In this example, the check verifies that the customer_no
column has no missing entries.
- missing_count(customer_no) = 0:
name: Customer number should not have any missing values
attributes:
category: Completeness
title: Ensure customer number is present in all records
2. Check for missing values with specific missing indicators: Identify missing values that are represented by specific indicators, such as 'NA' or 'n/a'.
The following check ensures that the license_type
column does not contain 'NA' or 'n/a' as values.
- missing_count(license_type) < 1:
missing values: [NA, n/a]
name: License type should not have 'NA' or 'n/a' as values
attributes:
category: Completeness
title: Detect and handle specific missing value indicators in license type
3. Check for missing values matching a regular expression: Detects missing values that match a specific pattern, such as improperly formatted dates.
Here, the check identifies entries in the license_expiry_date
column that match the specified regular expression, indicating potential missing or invalid data.
- missing_count(license_expiry_date) = 0:
missing regex: '(0?[0-9]|1[012])[/](0?[0-9]|[12][0-9]|3[01])[/](0000|(19|20)?\\d\\d)'
name: License expiry date should not have improperly formatted dates
attributes:
category: Completeness
title: Identify and address improperly formatted dates in license expiry date
4. Check for missing values as a percentage of total entries: Ensure that the percentage of missing values in a column does not exceed a specified threshold.
This check verifies that the phone_number
column has no missing values, ensuring complete contact information.
- missing_percent(phone_number) = 0:
name: Phone number should not have any missing values
attributes:
category: Completeness
title: Ensure phone number is present in all records
5. Check for missing values in multiple columns: Ensure that multiple columns do not contain any missing values.
These checks ensure that both first_name
and last_name
columns are complete, maintaining the integrity of personal information.
- missing_count(first_name) = 0:
name: First name should not have any missing values
attributes:
category: Completeness
title: Ensure first name is present in all records
- missing_count(last_name) = 0:
name: Last name should not have any missing values
attributes:
category: Completeness
title: Ensure last name is present in all records
6. Check for missing values with custom sample limits: Limit the number of failed row samples collected for analysis when missing values are detected.

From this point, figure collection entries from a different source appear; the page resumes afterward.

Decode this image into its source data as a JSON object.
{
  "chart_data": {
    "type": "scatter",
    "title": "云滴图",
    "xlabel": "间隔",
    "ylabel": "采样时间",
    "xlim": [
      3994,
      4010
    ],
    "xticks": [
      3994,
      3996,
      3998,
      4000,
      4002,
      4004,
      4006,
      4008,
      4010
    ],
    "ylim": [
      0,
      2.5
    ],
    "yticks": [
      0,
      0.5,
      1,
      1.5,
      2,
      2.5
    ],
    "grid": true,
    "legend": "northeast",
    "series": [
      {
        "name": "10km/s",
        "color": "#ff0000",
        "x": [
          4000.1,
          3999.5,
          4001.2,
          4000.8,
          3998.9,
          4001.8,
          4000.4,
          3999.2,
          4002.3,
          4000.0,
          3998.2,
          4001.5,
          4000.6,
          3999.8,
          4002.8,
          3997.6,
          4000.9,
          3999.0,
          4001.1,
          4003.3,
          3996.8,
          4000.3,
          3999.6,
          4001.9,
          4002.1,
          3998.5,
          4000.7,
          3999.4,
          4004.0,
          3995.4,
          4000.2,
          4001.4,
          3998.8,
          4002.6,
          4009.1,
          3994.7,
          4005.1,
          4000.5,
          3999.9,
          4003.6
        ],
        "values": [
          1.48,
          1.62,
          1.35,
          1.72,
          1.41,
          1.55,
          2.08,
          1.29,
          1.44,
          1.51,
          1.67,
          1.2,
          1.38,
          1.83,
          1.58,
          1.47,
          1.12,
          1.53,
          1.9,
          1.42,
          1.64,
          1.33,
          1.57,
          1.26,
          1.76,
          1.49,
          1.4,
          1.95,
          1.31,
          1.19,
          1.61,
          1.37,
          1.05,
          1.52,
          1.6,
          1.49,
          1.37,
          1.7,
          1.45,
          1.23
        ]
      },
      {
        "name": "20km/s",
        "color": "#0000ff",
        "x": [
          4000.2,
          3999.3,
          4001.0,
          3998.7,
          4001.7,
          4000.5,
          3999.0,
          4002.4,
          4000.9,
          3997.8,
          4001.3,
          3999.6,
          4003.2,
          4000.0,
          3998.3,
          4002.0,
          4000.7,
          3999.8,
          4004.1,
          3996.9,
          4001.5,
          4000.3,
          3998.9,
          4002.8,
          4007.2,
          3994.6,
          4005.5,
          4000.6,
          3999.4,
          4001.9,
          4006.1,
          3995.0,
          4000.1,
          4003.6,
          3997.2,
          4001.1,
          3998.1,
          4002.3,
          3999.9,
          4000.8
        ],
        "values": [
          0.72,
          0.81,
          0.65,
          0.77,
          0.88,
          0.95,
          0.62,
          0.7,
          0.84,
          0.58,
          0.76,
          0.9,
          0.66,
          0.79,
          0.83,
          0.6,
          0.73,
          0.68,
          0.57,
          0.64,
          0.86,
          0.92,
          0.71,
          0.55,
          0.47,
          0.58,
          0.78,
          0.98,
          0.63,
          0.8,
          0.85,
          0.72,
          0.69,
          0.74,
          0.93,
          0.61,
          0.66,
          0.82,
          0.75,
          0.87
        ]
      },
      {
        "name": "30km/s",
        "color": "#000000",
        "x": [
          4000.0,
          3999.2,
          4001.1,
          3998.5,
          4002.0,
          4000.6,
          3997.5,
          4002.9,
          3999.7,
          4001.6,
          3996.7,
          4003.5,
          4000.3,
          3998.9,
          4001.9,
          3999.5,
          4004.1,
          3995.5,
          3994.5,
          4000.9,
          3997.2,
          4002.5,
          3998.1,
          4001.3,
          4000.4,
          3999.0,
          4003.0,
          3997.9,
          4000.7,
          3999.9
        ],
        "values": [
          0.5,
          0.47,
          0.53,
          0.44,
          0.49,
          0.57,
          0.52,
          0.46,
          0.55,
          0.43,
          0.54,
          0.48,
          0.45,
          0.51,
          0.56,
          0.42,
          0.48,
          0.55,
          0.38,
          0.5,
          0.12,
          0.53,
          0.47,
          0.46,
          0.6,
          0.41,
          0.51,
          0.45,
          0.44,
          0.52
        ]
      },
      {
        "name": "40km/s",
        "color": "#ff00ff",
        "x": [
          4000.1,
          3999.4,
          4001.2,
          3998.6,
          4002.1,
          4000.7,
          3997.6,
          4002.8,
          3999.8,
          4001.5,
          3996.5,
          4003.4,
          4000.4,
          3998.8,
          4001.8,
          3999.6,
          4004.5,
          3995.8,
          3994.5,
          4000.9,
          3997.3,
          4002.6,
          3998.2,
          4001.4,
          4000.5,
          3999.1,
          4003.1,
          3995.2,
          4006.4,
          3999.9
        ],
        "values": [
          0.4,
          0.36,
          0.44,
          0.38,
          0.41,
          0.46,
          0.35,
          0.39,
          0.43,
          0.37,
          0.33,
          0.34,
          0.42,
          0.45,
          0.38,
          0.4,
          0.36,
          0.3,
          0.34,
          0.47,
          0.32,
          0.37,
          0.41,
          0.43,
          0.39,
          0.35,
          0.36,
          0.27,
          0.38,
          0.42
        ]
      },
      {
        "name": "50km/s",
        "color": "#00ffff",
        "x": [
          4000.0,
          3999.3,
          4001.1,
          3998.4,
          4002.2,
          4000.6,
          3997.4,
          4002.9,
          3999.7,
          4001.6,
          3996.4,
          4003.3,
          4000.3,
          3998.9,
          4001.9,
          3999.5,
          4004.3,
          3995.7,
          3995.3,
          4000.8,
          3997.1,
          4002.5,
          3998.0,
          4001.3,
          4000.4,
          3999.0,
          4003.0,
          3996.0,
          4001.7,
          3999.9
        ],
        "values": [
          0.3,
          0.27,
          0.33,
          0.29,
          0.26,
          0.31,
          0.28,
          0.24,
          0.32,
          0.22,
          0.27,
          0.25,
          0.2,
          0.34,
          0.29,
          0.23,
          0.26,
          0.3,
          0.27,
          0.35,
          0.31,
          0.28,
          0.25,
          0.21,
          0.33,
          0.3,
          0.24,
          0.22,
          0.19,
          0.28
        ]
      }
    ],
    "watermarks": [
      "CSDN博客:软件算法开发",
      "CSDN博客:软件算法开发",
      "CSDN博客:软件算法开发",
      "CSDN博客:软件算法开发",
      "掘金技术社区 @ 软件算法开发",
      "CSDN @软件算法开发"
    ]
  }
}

This check ensures that the email_address
column does not have more than 50% missing values and limits the collection of failed row samples to 2 for analysis.
- missing_percent(email_address) < 50:
samples limit: 2
name: Email address should not have more than 50% missing values
attributes:
category: Completeness
title: Monitor and limit missing values in email address
Incorporating these completeness checks into workflows enables proactive monitoring and maintenance of essential data presence in datasets, ensuring compliance with organizational data quality standards.